Local accountability improved delivery cycles and surfaced insights faster.
That structure also gave teams more ownership, which strengthened their engagement with data.
At Aussie Broadband, Venkata Valluri, General Manager of Data Analytics and Insights, faced a similar inflection point.
When the company prepared to list publicly, compliance demands increased.
Venkata responded by building consistency across internal conversations.
Legal, product, and risk teams came into alignment through shared definitions and ongoing collaboration.
His team treated governance as a design challenge rather than a rulebook.
Your people remain the most scalable AI asset
Budgets for AI often centre on software and service providers.
But the highest-performing organisations treat their internal teams as the foundation for scale.
Internal capability creates resilience, adaptability, and trust.
Only 25% of organisations have formal AI teams or Centres of Excellence.
Without those structures, teams struggle to retain knowledge, coordinate delivery, or connect technical work to business outcomes.
Suzie Cardwell, Chief Data, Product and Technology, Enterprise at Nine, took steps to centralise scattered data roles.
That shift created visibility, reduced duplication, and improved the speed of execution.
Her team began operating with a clearer shared direction, and business units responded with stronger support.
Simon Kriss, Chief AI Officer at simonkriss.ai, emphasised the importance of internal knowledge.
Ethical oversight of AI cannot depend on outside expertise. Executives must understand system design, trade-offs, and implications, especially as AI becomes embedded across operations.

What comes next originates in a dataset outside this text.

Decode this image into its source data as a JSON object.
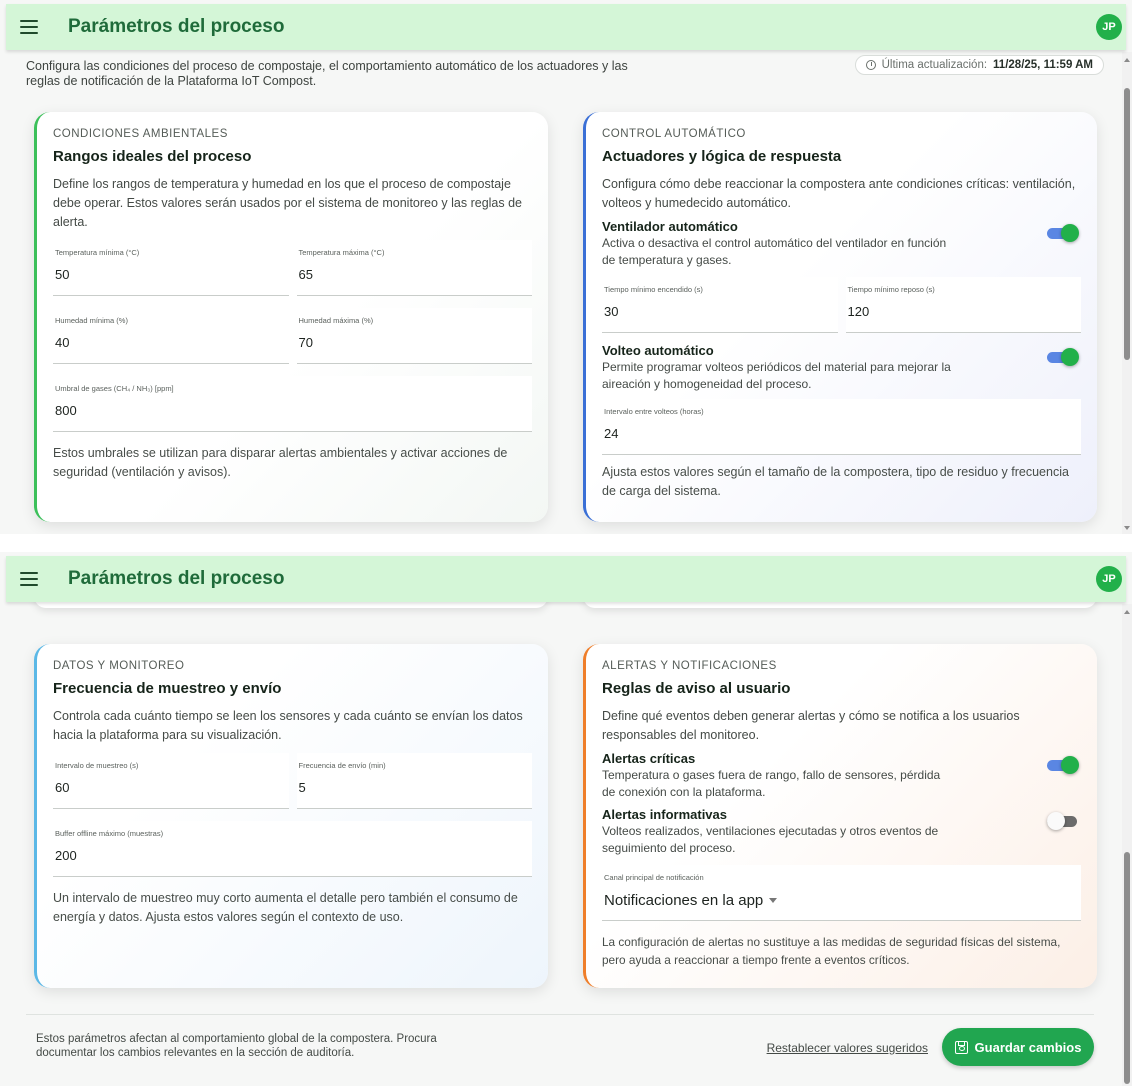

Professor Marek Kowalkiewicz, Professor and Chair in Digital Economy at Centre for Future Enterprise at QUT Business School, described modern AI as a new form of intelligence.
These systems behave in unfamiliar ways, often breaking with human expectations.
He encouraged leaders to develop new thinking habits.
Strategy now depends on fluency with systems that do not follow human logic.
Teams that adjust faster will compete better.
Shifting perspective helps unlock AI value faster
Many Australian organisations continue waiting for the right time to begin.
They delay action in pursuit of complete maturity, complete visibility, or complete certainty.
That delay creates drift.
Teams that scale faster tend to move before the plan is perfect.
They shape maturity around use cases.
They distribute governance to match delivery.
They invest in people and treat internal capability as infrastructure.
Infrastructure will not unlock AI advantage. Thoughtful leadership will.
The most forward-moving teams focus less on readiness and more on momentum.